To Kant, if you stop looking at something or if there are no agents with categories or elements of the understanding within the proximity of an object, does the noumenon manifest itself?

  • I've heard this expressed as the "lazy evaluation" theory of the computable universe. The universe only needs to compute what you're aware of at any given moment. In theory this makes the computable universe more plausible since the computational burden is greatly reduced. Don't need to maintain all those stars during the day. Don't need to create any of the stuff behind me if I can't see it. Now that's creepy but how could anyone say otherwise for sure? If I hold up a mirror the universe just computes the appropriate reflection of what's supposed to be behind me.
    – user4894
    May 9, 2016 at 6:03
  • Kant's take would be "there may be something that would be conceived by finite beings like us as a sound, but no knowledge is possible regarding this". He's fundamentally agnostic towards questions like this.
    – Philip Klöcking
    May 9, 2016 at 11:17
  • A second point, taking noumena as ontologic entities is common, but maybe too much of a stretch of Kant's own thoughts, especially in later years. They are more of a postulate, not "reality as it really is".
    – Philip Klöcking
    May 9, 2016 at 20:32

1 Answer 1


For Kant, a tree falling in a forest will make a sound in so far as every necessary condition for it making a sound has been given. In the Critique of Pure Reason, he generally extends both causality and the principle of sufficient reason to all possible experience (A195/B240 [1] and A201/B246 [2])[*] such that, for any possible event, it's conditions to occur must have been given in the world. He also took causality for granted on a fragment [3] dating to 1788, immediatelly after the publication of the second edition of the CPR.

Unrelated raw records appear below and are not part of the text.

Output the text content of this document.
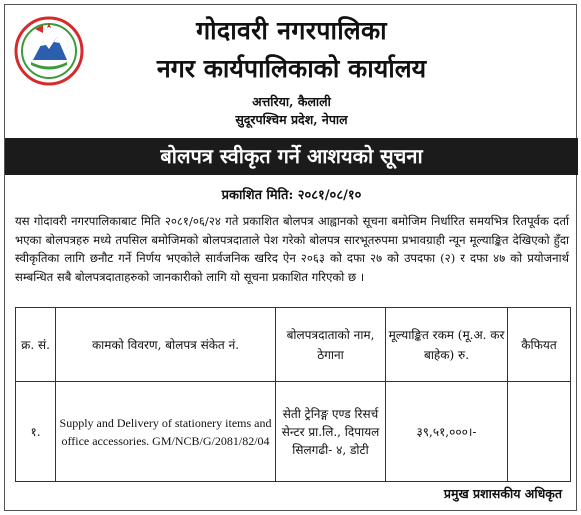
गोदावरी नगरपालिका
नगर कार्यपालिकाको कार्यालय
अत्तरिया, कैलाली
सुदूरपश्चिम प्रदेश, नेपाल
बोलपत्र स्वीकृत गर्ने आशयको सूचना
प्रकाशित मिति: २०८१/०८/१०

यस गोदावरी नगरपालिकाबाट मिति २०८१/०६/२४ गते प्रकाशित बोलपत्र आह्वानको सूचना बमोजिम निर्धारित समयभित्र रितपूर्वक दर्ता भएका बोलपत्रहरु मध्ये तपसिल बमोजिमको बोलपत्रदाताले पेश गरेको बोलपत्र सारभूतरुपमा प्रभावग्राही न्यून मूल्याङ्कित देखिएको हुँदा स्वीकृतिका लागि छनौट गर्ने निर्णय भएकोले सार्वजनिक खरिद ऐन २०६३ को दफा २७ को उपदफा (२) र दफा ४७ को प्रयोजनार्थ सम्बन्धित सबै बोलपत्रदाताहरुको जानकारीको लागि यो सूचना प्रकाशित गरिएको छ ।

क्र. सं.	कामको विवरण, बोलपत्र संकेत नं.	बोलपत्रदाताको नाम, ठेगाना	मूल्याङ्कित रकम (मू.अ. कर बाहेक) रु.	कैफियत
१.	Supply and Delivery of stationery items and office accessories. GM/NCB/G/2081/82/04	सेती ट्रेनिङ्ग एण्ड रिसर्च सेन्टर प्रा.लि., दिपायल सिलगढी- ४, डोटी	३९,५१,०००।-	
प्रमुख प्रशासकीय अधिकृत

Now, compare the problem of a falling tree with Hume's problem of whether the sun will rise tomorrow given that it has risen every single day before. For Hume, our expectation that it ought to rise is completely due to our generalization of the past experience. For Kant, if the sun happens to not rise one morning, it should very well have a darn good reason not to, because otherwise such an event would violate those two principles.

On the other hand, it isn't impossible that a falling tree doesn't make a sound when no one is around for entirely empirical reasons but, just like it isn't impossible that the sun should explode overnight, we have no evidence to suggest that this is the case and thus we cannot think to ourselves that it might be without violating these principles, as whatsoever happens in the world ought to have a cause in the world. In anyway, the way this question is presented never suggests that humans ought to be considered a relevant empirical condition for it making a sound or not, but as a purely metaphysical question.

The bit about whether it makes a sound or not if no one has the relevant categories to perceive this event is a different question. Because, if the event in question isn't merely not perceived, but imperceptible, it wouldn't be an object in any possible experience and thus nothing could ever be said about it with any degree of certainty.

[*] With the caution of not extending their domain to the whole of experience, which would lead to the Third Antinomy of Pure Reason (A488/B516)[4].

Relevant Quotes:

If, therefore, we experience that something happens, then we always presuppose that something else precedes it, which it follows in accordance with a rule.

[1] Kant, Immanuel. "Critique of Pure Reason". Cambridge University Press, 1998. p 308.

This rule for determining something with respect to its temporal sequence, however, is that in what precedes, the condition is to be encountered under which the occurrence always (i.e., necessarily) follows. Thus the principle of sufficient reasond is the ground of possible experience, namely the objective cognition of appearances with regard to their relation in the successive series of time

[2] Kant, Immanuel. "Critique of Pure Reason". Cambridge University Press, 1998. p 311.

Further, no alteration in the world (thus no beginning of that motion) can arise without being determined by causes in the world in accordance with laws of nature in general, thus not through freedom or a miracle proper;

[3] Kant, Immanuel. On Miracles. "Notes and fragments". Cambridge University Press, 2005. pp 290-291.

[...], if you assume that in everything that happens in the world there is nothing but a sequence occurring according to laws of nature, then the causality of the cause is always once again something that happens, and that necessitates your regress to still higher causes, and hence the prolonging of the series of conditions a parte priori without cessation. Mere efficient nature in the synthesis ofworld-events is thus too big for all your concepts.

If you choose now and then to admit occurrences produced from themselves, hence generated through freedom, then by an unavoidable law of nature the question "Why?" will pursue you, and require you, in accord with the causal laws of experience, to go beyond this point; then you will find that such a totality of connection is too small for your necessary empirical concept.

[4] Kant, Immanuel. "Critique of Pure Reason". Cambridge University Press, 1998. p 509.